2014-11-20

My Swift equivalent of C macro DLog() with __PRETTY_FUNCTION__.

I did not see this exact thing out in the wild yet. It is cobbled together from unpopular Stack Overflow answers and highly informative blog posts.

func dLog(message: String, fullPath: String = __FILE__, line: Int = __LINE__, functionName: String = __FUNCTION__) {
    let filename = fullPath.lastPathComponent
    // Remove ".swift" from file name.
    let splitFilename = split(filename, {(c:Character)->Bool in return c=="."}, allowEmptySlices: false)
    let classGuess = splitFilename[0]
    // Remove "()" from function name.
    let splitFuncName = split(functionName, {(c:Character)->Bool in return c=="("}, allowEmptySlices: false)
    let funcName = splitFuncName[0]
    NSLog("%@", "[\(classGuess) \(funcName)] [Line \(line)] \(message)")
}

The output looks like this.

2014-11-19 18:55:05.887 SandboxApp[12433:287724] [SomeViewController viewDidLoad] [Line 27] dLog message test.

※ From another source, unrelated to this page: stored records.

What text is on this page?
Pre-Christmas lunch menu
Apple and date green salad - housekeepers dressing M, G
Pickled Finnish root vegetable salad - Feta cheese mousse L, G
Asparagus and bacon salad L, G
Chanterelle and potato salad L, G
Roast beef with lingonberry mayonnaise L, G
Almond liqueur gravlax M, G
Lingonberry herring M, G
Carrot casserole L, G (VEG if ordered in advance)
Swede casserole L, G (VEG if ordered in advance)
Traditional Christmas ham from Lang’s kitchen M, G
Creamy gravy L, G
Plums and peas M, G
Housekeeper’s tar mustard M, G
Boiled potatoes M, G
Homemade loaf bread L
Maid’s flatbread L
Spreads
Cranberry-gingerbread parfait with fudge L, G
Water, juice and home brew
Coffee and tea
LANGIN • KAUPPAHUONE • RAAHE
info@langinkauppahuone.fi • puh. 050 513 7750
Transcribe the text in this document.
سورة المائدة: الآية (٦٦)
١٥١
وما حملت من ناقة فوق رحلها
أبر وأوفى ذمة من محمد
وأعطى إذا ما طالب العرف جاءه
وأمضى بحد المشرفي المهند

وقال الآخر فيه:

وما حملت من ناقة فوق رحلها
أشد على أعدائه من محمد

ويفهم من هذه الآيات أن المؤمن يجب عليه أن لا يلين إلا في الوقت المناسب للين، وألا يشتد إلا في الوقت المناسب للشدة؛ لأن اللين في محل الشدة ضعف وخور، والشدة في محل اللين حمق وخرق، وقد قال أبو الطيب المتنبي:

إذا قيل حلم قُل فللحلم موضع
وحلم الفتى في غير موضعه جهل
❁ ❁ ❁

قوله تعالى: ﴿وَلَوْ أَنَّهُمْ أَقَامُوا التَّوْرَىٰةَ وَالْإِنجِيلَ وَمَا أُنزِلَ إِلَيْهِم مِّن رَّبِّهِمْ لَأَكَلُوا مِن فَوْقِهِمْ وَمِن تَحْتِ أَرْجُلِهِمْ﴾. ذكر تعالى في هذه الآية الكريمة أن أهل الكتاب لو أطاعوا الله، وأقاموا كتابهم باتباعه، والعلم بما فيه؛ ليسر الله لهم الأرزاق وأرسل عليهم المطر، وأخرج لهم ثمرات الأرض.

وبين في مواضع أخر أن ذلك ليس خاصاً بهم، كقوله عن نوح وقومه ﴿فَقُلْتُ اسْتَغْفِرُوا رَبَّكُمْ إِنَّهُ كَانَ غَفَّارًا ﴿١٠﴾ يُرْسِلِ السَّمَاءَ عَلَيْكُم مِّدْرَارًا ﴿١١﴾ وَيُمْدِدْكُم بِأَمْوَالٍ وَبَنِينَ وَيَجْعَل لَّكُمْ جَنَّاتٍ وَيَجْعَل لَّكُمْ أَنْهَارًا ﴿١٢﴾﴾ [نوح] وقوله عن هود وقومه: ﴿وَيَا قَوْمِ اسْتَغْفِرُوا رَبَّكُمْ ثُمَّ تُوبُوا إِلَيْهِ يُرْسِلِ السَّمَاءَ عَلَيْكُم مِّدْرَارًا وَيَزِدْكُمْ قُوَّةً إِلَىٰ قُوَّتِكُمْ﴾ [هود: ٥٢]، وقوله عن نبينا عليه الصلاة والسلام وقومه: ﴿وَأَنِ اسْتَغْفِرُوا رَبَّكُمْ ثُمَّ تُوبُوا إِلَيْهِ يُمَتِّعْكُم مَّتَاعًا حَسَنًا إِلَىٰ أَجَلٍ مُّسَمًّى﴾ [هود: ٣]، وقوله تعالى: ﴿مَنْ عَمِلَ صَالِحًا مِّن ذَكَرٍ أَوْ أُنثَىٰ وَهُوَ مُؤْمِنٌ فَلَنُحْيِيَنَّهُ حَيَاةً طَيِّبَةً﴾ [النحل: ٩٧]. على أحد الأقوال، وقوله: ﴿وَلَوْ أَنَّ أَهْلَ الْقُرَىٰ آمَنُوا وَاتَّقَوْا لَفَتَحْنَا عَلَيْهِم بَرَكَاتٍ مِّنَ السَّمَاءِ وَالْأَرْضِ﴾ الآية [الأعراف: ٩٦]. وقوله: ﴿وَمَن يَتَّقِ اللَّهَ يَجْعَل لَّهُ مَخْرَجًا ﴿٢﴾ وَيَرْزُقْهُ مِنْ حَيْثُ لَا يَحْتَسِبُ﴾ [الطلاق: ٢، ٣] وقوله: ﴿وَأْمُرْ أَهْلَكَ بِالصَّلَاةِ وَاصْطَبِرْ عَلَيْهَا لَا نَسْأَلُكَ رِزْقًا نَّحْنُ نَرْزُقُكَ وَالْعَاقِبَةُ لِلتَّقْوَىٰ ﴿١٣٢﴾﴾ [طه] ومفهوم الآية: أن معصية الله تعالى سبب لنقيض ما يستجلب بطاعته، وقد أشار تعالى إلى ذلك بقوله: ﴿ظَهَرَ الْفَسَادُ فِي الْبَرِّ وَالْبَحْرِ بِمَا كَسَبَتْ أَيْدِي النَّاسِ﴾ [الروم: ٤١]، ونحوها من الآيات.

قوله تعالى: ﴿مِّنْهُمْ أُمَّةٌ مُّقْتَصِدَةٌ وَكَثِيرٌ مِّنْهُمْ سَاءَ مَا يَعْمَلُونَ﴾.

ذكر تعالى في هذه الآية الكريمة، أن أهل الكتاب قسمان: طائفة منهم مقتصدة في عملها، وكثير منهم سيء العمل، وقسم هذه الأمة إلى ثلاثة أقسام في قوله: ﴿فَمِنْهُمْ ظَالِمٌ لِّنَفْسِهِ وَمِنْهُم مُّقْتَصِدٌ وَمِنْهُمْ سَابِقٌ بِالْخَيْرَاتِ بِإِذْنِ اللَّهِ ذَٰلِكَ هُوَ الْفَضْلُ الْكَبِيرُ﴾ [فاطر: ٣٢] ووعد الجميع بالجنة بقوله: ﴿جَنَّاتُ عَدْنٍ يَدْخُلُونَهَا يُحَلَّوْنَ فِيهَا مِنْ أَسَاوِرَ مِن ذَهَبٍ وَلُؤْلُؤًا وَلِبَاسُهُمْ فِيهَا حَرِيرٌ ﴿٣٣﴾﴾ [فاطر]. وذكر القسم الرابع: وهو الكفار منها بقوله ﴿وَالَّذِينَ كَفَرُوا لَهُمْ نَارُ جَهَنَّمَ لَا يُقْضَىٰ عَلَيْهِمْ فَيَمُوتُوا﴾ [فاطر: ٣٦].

Note that the biggest flaw is the use of the file name instead of the class name. According to Swift docs there is no __CLASS__ special literal expression.

To make this global, I dropped it in the AppDelegate file outside of the AppDelegate class. There has got to be a better convention for global functions, but I am only burning one bridge at a time.

For bonus points, the Xcode autocomplete on the split() function crashed SourceKitService. I guess this means I'm cutting edge now.